Last, but certainly least. We were shocked a few months ago by the admittance of Zane Botha to using a banned substance willingly and even struggling to find it on the black market, to better his chances of becoming a full time professional rugby player. Zane was also a talented young player, who went to school at Grey.

Let’s look at what he achieved after school:

2012: Blue Bulls (Vodacom Cup), Tuks (Varsity Cup)
2011: Blue Bulls (Currie Cup, Blue Bulls (Vodacom Cup)
2010: Blue Bulls (Vodacom Cup)
2009: Blue Bulls (Under-21), South Africa (Under-21, IRB Junior World Championships)
2008: Blue Bulls (Under-19)

THOUSANDS of kids would have given anything to have achieved what he did, yet he chose to go the “easy route” as it was not good enough, quick enough? But, with what consequences? I doubt after this dumb move that he will ever have another shot!

He’s time was not right, it might also never have been right – so be it. LIVE with it. But also don’t be greedy. With a CV like that, he could have walked into any International Club and earned a decent living. Now you might say, yes but not in SA. In his own words he said he wanted to become a full-time professional rugby player. He did not specify where or that his dream was to be a Springbok.

We all want to be something, but we have to accept that sometimes it’s not meant to be. I would LOVE to sing, but I was told to mime in the school choir, because I was humming on middle C the whole time. I accepted the fact that I will NEVER make a career out of singing.
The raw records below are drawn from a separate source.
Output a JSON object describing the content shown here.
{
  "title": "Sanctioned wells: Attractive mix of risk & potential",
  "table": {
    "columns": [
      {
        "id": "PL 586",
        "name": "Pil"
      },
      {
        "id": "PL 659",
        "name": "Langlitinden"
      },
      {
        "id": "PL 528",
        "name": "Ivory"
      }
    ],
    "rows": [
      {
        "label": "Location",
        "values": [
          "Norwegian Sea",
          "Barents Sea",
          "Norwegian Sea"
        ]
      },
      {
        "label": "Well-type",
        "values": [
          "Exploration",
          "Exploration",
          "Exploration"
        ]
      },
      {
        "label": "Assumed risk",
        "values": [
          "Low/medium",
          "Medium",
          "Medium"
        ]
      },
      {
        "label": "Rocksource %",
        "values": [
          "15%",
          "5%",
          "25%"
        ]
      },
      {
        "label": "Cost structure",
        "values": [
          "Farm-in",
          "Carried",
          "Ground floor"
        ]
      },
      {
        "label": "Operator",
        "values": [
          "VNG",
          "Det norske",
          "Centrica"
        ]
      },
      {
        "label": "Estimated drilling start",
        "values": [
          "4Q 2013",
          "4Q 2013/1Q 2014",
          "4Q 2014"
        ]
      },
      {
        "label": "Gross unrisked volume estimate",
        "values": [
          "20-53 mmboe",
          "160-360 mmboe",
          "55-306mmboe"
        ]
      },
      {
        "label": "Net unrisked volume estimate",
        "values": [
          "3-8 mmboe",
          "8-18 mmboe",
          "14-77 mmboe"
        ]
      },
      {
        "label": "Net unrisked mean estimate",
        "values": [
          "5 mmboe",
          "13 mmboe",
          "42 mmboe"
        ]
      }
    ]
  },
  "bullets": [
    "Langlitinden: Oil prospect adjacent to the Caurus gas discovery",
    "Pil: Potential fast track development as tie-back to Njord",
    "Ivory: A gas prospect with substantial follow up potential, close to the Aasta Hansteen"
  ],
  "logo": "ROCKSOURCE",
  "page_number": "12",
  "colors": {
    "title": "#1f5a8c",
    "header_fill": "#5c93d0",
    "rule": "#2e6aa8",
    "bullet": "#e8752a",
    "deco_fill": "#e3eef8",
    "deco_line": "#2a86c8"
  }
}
Instead I concentrated on something that I was actually good at, and I am thriving! It does not stop me from enjoying singing like a rock star in my shower though!

So with all this ranting and raving, what I actually want to say in a nutshell is:

Guys, if you are not in a prestigious rugby school, you still have a chance of making it big. But yes, you might have to work ten times harder than the guy who might have all support systems in place, but it is not impossible. Another good example would be Marcell Coetzee. Never played Craven Week, but through sheer hard work and dedication he has made the Big time!

If you have support systems in place – USE them, before making your own decision that might cost you your career.

And if you choose the “UGLY” route, do us all a favour and get out of the game NOW. You are not just letting yourself and your family down. You let your team mates, the support structures who believe in your ability and most of all RUGBY, the game we love so much, down.

A month or two ago, my little girl participated in her first BIG modelling competition. She was at the right place at the right time, because her “look” right now is “in”. She was scouted by the 4th Largest Model and talent agency in South Africa, but at 10 years she was practising for at least an hour every night. She deserved her first breakthrough.

What actually struck me were the words of the Agent: “NO does not mean NEVER, it only means “not right now” – so if you are not chosen, work harder and don’t ever stop trying”.

I wish all a fairy tale ending in a rugby career and being at the right place at the right time and most of all a fun journey. After all if you don’t have fun doing it, why do it at all?